In 2021, Manfred and MLB cracked down on pitchers using sticky stuff, and it worked quite well. With regular checks and harsh punishments, pitchers stopped using spider tack and whatnot, and offense boomed. Obviously, this midseason enforcement was not without its own issues. The baseballs were slick and hard to grip. Many pitchers didn’t use pine tar or spider tack to increase their spin rates to video game type numbers, but rather used a combination of sunscreen and rosin to be able to grip the baseball better. Tyler Glasnow, current Dodgers ace, then a Tampa Bay Ray, was the first to get hurt after the crackdown, and of course was enraged. In his very first start without using sunscreen and rosin, Glasnow tore his UCL. He argued that the balls were hard to grip, and he used sticky stuff to be able to grip and throw.

Now, almost three years later, similar issues are popping up again throughout the majors. Pitchers are getting hurt, and many are complaining about the baseballs again. Red Sox closer Kenley Jansen told Sean McAdam of Mass Live earlier this season, "Any balls that came, I just threw it back until I found a good ball. It's just brutal.” He also added on to this by explaining his teammates' views, "It's been an issue all year. I've been talking to a lot of my teammates and they feel the same way."

Jansen wasn’t the only reliever to complain about the balls, as Rays’ closer Pete Fairbanks spoke out before him after struggling with control in a game vs. the Rockies, "They were horrible. You can mark that down in all caps for me: horrible.” Other pitchers have voiced their opinions on the state of the balls that get used in the game as well, but you get the point; The baseballs are the glaring issue. 

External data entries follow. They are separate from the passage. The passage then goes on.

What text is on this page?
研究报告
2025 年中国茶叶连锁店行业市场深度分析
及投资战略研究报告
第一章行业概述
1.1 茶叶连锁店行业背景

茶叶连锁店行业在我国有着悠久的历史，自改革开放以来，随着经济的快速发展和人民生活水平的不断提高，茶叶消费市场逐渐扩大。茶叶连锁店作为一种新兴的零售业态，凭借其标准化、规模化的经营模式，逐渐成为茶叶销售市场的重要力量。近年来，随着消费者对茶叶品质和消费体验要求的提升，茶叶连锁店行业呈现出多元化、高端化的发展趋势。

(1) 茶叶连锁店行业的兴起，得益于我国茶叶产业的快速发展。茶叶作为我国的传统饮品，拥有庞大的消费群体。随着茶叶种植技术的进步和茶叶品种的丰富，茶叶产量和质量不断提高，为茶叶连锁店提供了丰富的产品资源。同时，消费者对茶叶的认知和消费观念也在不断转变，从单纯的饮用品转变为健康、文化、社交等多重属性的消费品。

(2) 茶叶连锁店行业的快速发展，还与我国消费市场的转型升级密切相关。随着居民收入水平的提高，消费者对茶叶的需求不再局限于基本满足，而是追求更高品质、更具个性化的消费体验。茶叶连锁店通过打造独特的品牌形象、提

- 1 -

The other part of the injury plague is the pitches themselves. Throwing a baseball overhead is already an unnatural position for your elbow and shoulder to be in. Adding in the velocity of 90-100 mph, the adrenaline and stress of being on the bump and that’s a recipe for disaster. Slick and ungraspable baseballs only make this worse, as then players will try to squeeze the ball harder in order to have more control, therefore stressing the arm even further. Along with increased demand for hard-throwing pitchers, teams now look for players that have movement on their pitches. Spin rate and axis tilts have taken over the development of pitchers, and the act of trying to make a pitch move more can be a huge stressor on the arm.

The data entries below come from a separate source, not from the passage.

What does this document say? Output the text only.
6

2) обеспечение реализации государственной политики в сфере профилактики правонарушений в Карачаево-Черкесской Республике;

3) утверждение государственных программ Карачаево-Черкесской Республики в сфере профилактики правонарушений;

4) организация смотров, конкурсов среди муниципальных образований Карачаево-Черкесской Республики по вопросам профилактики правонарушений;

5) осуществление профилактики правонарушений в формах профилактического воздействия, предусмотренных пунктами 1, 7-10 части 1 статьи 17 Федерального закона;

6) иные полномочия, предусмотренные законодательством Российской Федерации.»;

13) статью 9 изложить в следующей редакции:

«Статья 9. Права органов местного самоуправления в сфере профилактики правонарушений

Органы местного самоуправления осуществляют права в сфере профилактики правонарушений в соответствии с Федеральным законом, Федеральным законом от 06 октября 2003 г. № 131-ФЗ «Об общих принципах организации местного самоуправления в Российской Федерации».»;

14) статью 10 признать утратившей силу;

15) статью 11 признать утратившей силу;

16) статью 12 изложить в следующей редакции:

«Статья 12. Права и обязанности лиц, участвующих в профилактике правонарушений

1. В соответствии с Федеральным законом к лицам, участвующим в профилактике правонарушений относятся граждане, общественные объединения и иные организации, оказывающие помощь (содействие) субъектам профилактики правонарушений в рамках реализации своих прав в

Commissioner of Baseball Rob Manfred has to step up in order to control the injury outbreak that baseball has with its pitchers.

Photo: David Shiery / MLB Photos via Getty

So what should MLB do? They can’t tell players to stop chasing velocity or movement, as they are trying to develop skills to win games and make money. In my eyes, the solution rests on Rob Manfred's shoulders. The condition of the baseballs needs to get better and more consistent game-to-game. If pitchers are trying too hard to just grip the ball they will get hurt more often than not. Otherwise, just let them use sticky stuff like the sunscreen and rosin method. Lower level substances like sunscreen and rosin have a minimal effect on spin rate and allow for the player to grip the ball better.

The bottom line, however, is that something has to happen to stop the unprecedented amount of pitchers getting hurt. It’s detrimental for the game, and if this happens for an extended period of time, fans will start to lose interest, which is the last thing the league needs. Change is necessary.